2026年05月15日 訪問リハビリテーションこころ

子どもの頃、早く大人になりたいと思いませんでしたか?

・金がある、車を運転して好きなところに行って外食できる、酒が飲める

・テストがない、勉強しなくても良い

・親に怒られず、自分の好きに過ごせる

大人になると仕事が大変なことや、時間がなくなることに注意は向かないと思います。

 

大人になった方、今はどうでしょう

・子どもの頃は毎日、友達と遊べた

・プレッシャーや責任感が少なく、気楽に過ごせた

・部活やスポーツ、バンドなど、仲間と好きなことに打ち込める時間があった

子どもの時に戻りたいと思うことはありませんか?

子どもの頃に勉強が大変だったこと、お金がなくて自由に過ごせなかったこと、

親の目を気にしなければならなかったことに注意は向かないと思います。

タイムマシンがあって子どもの時に戻ったとしても、大人って良いなとまた感じるのでしょう。

 

人間は「今あるもの」の良さに気づかず、「今ないもの」の良さばかり注意が向く習性があります。
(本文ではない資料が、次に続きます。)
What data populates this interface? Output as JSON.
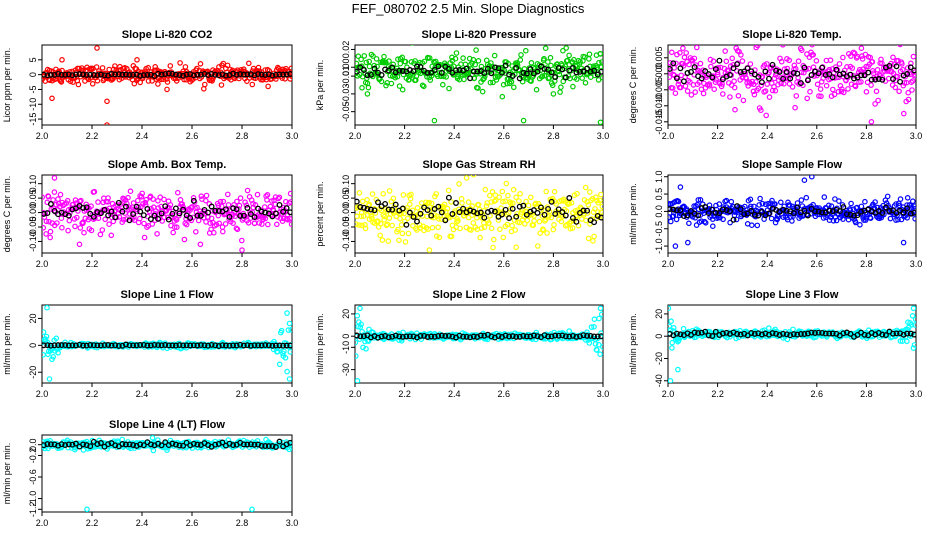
{
  "main_title": "FEF_080702  2.5 Min. Slope Diagnostics",
  "chart_data": [
    {
      "type": "scatter",
      "title": "Slope Li-820 CO2",
      "ylabel": "Licor ppm per min.",
      "xlim": [
        2.0,
        3.0
      ],
      "ylim": [
        -17,
        10
      ],
      "yticks": [
        5,
        0,
        -5,
        -10,
        -15
      ],
      "xticks": [
        "2.0",
        "2.2",
        "2.4",
        "2.6",
        "2.8",
        "3.0"
      ],
      "point_color": "#ff0000",
      "center": 0,
      "spread": 2.5,
      "mean_spread": 0.3,
      "outliers": [
        [
          2.04,
          -8
        ],
        [
          2.08,
          5
        ],
        [
          2.22,
          9
        ],
        [
          2.26,
          -9
        ],
        [
          2.26,
          -17
        ],
        [
          2.38,
          5
        ],
        [
          2.5,
          -5
        ]
      ]
    },
    {
      "type": "scatter",
      "title": "Slope Li-820 Pressure",
      "ylabel": "kPa per min.",
      "xlim": [
        2.0,
        3.0
      ],
      "ylim": [
        -0.065,
        0.025
      ],
      "yticks": [
        "0.02",
        "0.00",
        "-0.01",
        "-0.03",
        "-0.05"
      ],
      "ytick_vals": [
        0.02,
        0.0,
        -0.01,
        -0.03,
        -0.05
      ],
      "xticks": [
        "2.0",
        "2.2",
        "2.4",
        "2.6",
        "2.8",
        "3.0"
      ],
      "point_color": "#00cc00",
      "center": -0.005,
      "spread": 0.018,
      "mean_spread": 0.006,
      "outliers": [
        [
          2.32,
          -0.06
        ],
        [
          2.68,
          -0.06
        ],
        [
          2.99,
          -0.062
        ],
        [
          2.99,
          0.015
        ],
        [
          2.05,
          -0.03
        ],
        [
          2.8,
          -0.03
        ]
      ]
    },
    {
      "type": "scatter",
      "title": "Slope Li-820 Temp.",
      "ylabel": "degrees C per min.",
      "xlim": [
        2.0,
        3.0
      ],
      "ylim": [
        -0.016,
        0.009
      ],
      "yticks": [
        "0.005",
        "0.000",
        "-0.005",
        "-0.010",
        "-0.015"
      ],
      "ytick_vals": [
        0.005,
        0.0,
        -0.005,
        -0.01,
        -0.015
      ],
      "xticks": [
        "2.0",
        "2.2",
        "2.4",
        "2.6",
        "2.8",
        "3.0"
      ],
      "point_color": "#ff00ff",
      "center": 0.0,
      "spread": 0.007,
      "mean_spread": 0.003,
      "outliers": [
        [
          2.06,
          0.008
        ],
        [
          2.82,
          -0.015
        ],
        [
          2.78,
          0.008
        ]
      ]
    },
    {
      "type": "scatter",
      "title": "Slope Amb. Box Temp.",
      "ylabel": "degrees C per min.",
      "xlim": [
        2.0,
        3.0
      ],
      "ylim": [
        -0.14,
        0.13
      ],
      "yticks": [
        "0.10",
        "0.05",
        "0.00",
        "-0.05",
        "-0.10"
      ],
      "ytick_vals": [
        0.1,
        0.05,
        0.0,
        -0.05,
        -0.1
      ],
      "xticks": [
        "2.0",
        "2.2",
        "2.4",
        "2.6",
        "2.8",
        "3.0"
      ],
      "point_color": "#ff00ff",
      "center": 0.0,
      "spread": 0.06,
      "mean_spread": 0.025,
      "outliers": [
        [
          2.05,
          0.12
        ],
        [
          2.8,
          -0.13
        ],
        [
          2.15,
          -0.11
        ]
      ]
    },
    {
      "type": "scatter",
      "title": "Slope Gas Stream RH",
      "ylabel": "percent per min.",
      "xlim": [
        2.0,
        3.0
      ],
      "ylim": [
        -0.14,
        0.13
      ],
      "yticks": [
        "0.10",
        "0.05",
        "0.00",
        "-0.05",
        "-0.10"
      ],
      "ytick_vals": [
        0.1,
        0.05,
        0.0,
        -0.05,
        -0.1
      ],
      "xticks": [
        "2.0",
        "2.2",
        "2.4",
        "2.6",
        "2.8",
        "3.0"
      ],
      "point_color": "#ffff00",
      "center": 0.0,
      "spread": 0.07,
      "mean_spread": 0.03,
      "outliers": [
        [
          2.45,
          0.12
        ],
        [
          2.3,
          -0.13
        ],
        [
          2.65,
          -0.12
        ]
      ]
    },
    {
      "type": "scatter",
      "title": "Slope Sample Flow",
      "ylabel": "ml/min per min.",
      "xlim": [
        2.0,
        3.0
      ],
      "ylim": [
        -1.2,
        1.05
      ],
      "yticks": [
        "1.0",
        "0.5",
        "0.0",
        "-0.5",
        "-1.0"
      ],
      "ytick_vals": [
        1.0,
        0.5,
        0.0,
        -0.5,
        -1.0
      ],
      "xticks": [
        "2.0",
        "2.2",
        "2.4",
        "2.6",
        "2.8",
        "3.0"
      ],
      "point_color": "#0000ff",
      "center": 0.0,
      "spread": 0.3,
      "mean_spread": 0.12,
      "outliers": [
        [
          2.05,
          0.7
        ],
        [
          2.03,
          -1.0
        ],
        [
          2.08,
          -0.9
        ],
        [
          2.55,
          0.9
        ],
        [
          2.58,
          1.0
        ],
        [
          2.95,
          -0.9
        ]
      ]
    },
    {
      "type": "scatter",
      "title": "Slope Line 1 Flow",
      "ylabel": "ml/min per min.",
      "xlim": [
        2.0,
        3.0
      ],
      "ylim": [
        -28,
        30
      ],
      "yticks": [
        "20",
        "0",
        "-20"
      ],
      "ytick_vals": [
        20,
        0,
        -20
      ],
      "xticks": [
        "2.0",
        "2.2",
        "2.4",
        "2.6",
        "2.8",
        "3.0"
      ],
      "point_color": "#00ffff",
      "center": 0,
      "spread": 1.5,
      "mean_spread": 0.3,
      "edge_spread": 20,
      "outliers": [
        [
          2.02,
          28
        ],
        [
          2.03,
          -25
        ],
        [
          2.98,
          24
        ],
        [
          2.99,
          -25
        ]
      ]
    },
    {
      "type": "scatter",
      "title": "Slope Line 2 Flow",
      "ylabel": "ml/min per min.",
      "xlim": [
        2.0,
        3.0
      ],
      "ylim": [
        -42,
        28
      ],
      "yticks": [
        "20",
        "0",
        "-10",
        "-30"
      ],
      "ytick_vals": [
        20,
        0,
        -10,
        -30
      ],
      "xticks": [
        "2.0",
        "2.2",
        "2.4",
        "2.6",
        "2.8",
        "3.0"
      ],
      "point_color": "#00ffff",
      "center": 0,
      "spread": 2.5,
      "mean_spread": 1,
      "edge_spread": 18,
      "outliers": [
        [
          2.01,
          -40
        ],
        [
          2.02,
          25
        ],
        [
          2.99,
          25
        ]
      ]
    },
    {
      "type": "scatter",
      "title": "Slope Line 3 Flow",
      "ylabel": "ml/min per min.",
      "xlim": [
        2.0,
        3.0
      ],
      "ylim": [
        -42,
        28
      ],
      "yticks": [
        "20",
        "0",
        "-20",
        "-40"
      ],
      "ytick_vals": [
        20,
        0,
        -20,
        -40
      ],
      "xticks": [
        "2.0",
        "2.2",
        "2.4",
        "2.6",
        "2.8",
        "3.0"
      ],
      "point_color": "#00ffff",
      "center": 2,
      "spread": 3,
      "mean_spread": 1.5,
      "edge_spread": 15,
      "outliers": [
        [
          2.01,
          -40
        ],
        [
          2.04,
          -30
        ],
        [
          2.99,
          25
        ]
      ]
    },
    {
      "type": "scatter",
      "title": "Slope Line 4 (LT) Flow",
      "ylabel": "ml/min per min.",
      "xlim": [
        2.0,
        3.0
      ],
      "ylim": [
        -1.25,
        0.18
      ],
      "yticks": [
        "0.0",
        "-0.2",
        "-0.6",
        "-1.0",
        "-1.2"
      ],
      "ytick_vals": [
        0.0,
        -0.2,
        -0.6,
        -1.0,
        -1.2
      ],
      "xticks": [
        "2.0",
        "2.2",
        "2.4",
        "2.6",
        "2.8",
        "3.0"
      ],
      "point_color": "#00ffff",
      "center": 0.0,
      "spread": 0.07,
      "mean_spread": 0.03,
      "outliers": [
        [
          2.18,
          -1.2
        ],
        [
          2.84,
          -1.2
        ],
        [
          2.5,
          -0.1
        ]
      ]
    }
  ]
}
結婚する前は相手が「自分と違うところ、持っていないもの」を魅力的に感じ、

結婚した後は相手が「自分と違うところ、持っていないもの」が許せなくなるという説もありますね。

 

ご病気やケガで後遺症を呈する方が、

発症前に「あったもの」

発症後に「なくなったもの」

をどのように感じると思いますか?

健常者には想像もできない辛さや喪失感を抱えることとお察しします。

 

訪問リハビリでは

「この体では歩けない、手をうまく使えない」→

「この体でも、こうすれば歩ける、この方法ならうまく手を使える」

と解釈や見方が変わって、豊かに生活していただけるよう支援します。

 

解釈の仕方については以前、掲載しました。

https://familyclinic-cocoro.com/blog-riha/20220812/30/

 

あなたは「今あるもの」の良いところに注意を向けられていますか?

 

最後まで読んでいただき、ありがとうございました。